I have been looking for reviews on the McLeod 5 speed tranny. I finally found one on a Nova site that was pretty bad, leaking oil and grinding in a couple of gears. 

I know the Tremec is very popular, but I'm concerned about all of the cutting I would need to do.

Also, either of these 5 speeds gets away from the spirit of an old Muncie four speed. 

Since my main interest all along is being able to cruise at highway speeds a little more comfortably, and keep the oomph of a lower gear for around town, I am now looking at a Gear Vendors under/over drive. Here's their website.

https://www.gearvendors.com/hotrods.html

Anyone have any experience with these?


----------



## Bigfoot21075 (Oct 12, 2015)

I am all ears as well.....


----------



## Pinion head (Jan 3, 2015)

they work, had a GV od unit off the back of the built Turbo 400 in my old 3/4 ton GMC. 468 BBC with 4.09 rear gearing. can I say it paid for itself, not really, didn't have the truck but for 2 years and it was just an occasional tow rig. An old friend had a similar deal, American Eagle OD in his '86, and it paid for itself, as he kept the truck into the 00's. 

in a vintage musclecar thats a streetcar/cruiser, and added weight is not an issue, the GV OD and shortening the driveshaft makes a LOT more sense to me than cutting a large hole in the floor for an aftermarket Tremec 5spd... been through that. An old friend and Vette guy I'm dealing with today has two loose GV OD's he's run behind multiple BBC's. I'm looking at one today for him to see what it takes to mate to a M22 in his '72 vette.

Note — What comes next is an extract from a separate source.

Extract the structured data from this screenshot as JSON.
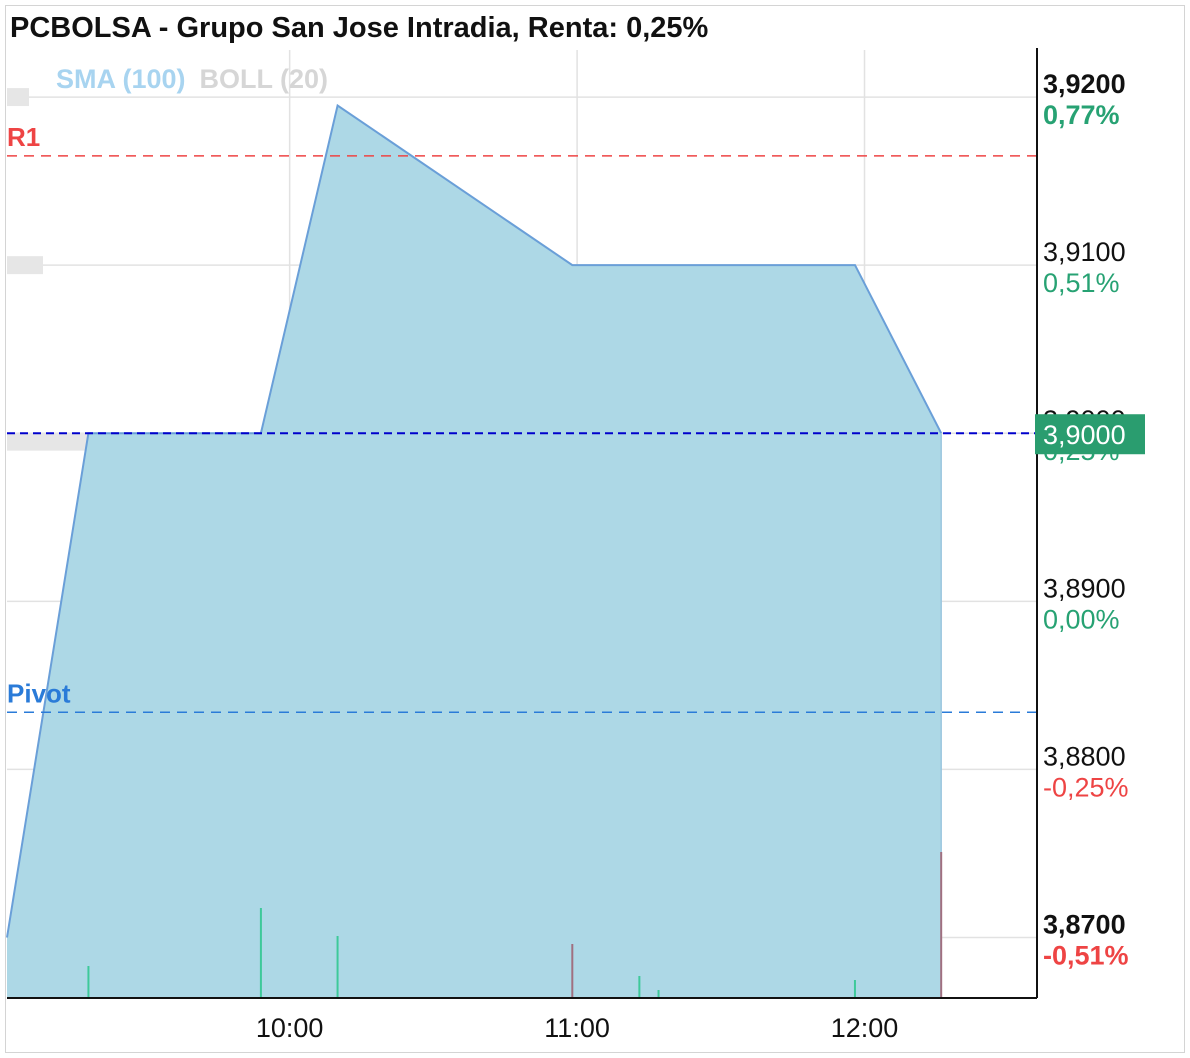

If OD and an automatic are the priority, and the Pontiac V8 musclecar is a very healthy street machine/ cruiser, I'd go with a built 200R4, the gear ratios in the 200r4 are much more conducive to the torque band of a Pontiac than the ultra low 1st gear 700R4. Have built rears for several Pontiac with both, and just prefer the built 200R4.


----------



## 65gto (Aug 2, 2013)

Thanks, I haven't been able to find a bad review on these, other than price. But it looks like the cost of a 5 speed and this are about the same.


----------



## Bigfoot21075 (Oct 12, 2015)

These look like an easy straight forward install in most cases. My '65 GTO with a 4 speed manual would be really nice with a highway overdrive gear. It is expensive, but still a winter project that could be justified.


----------



## geeteeohguy (Feb 2, 2008)

I would run a GV unit long before I'd cut up a floorpan (not an option). Another solution is to change the gears in the rear end. That's what I've done with both my GTO's. For a 4 speed car, a 3.23/3.36 is the ticket, and for an automatic car, a 2.93-3.08 is about perfect. Gear vendors units are bulletproof, and work very well, but you will need to drive the car about 200,000 miles to make it cost effective, gas-wise.


----------



## brooknice (Jan 9, 2013)

I was looking into a gv but went with a 2004r instead. I am not sure but with the gear vendor I thought you would have to modify the trans tunnel on the gto. Not sure if any one advise if that true.


----------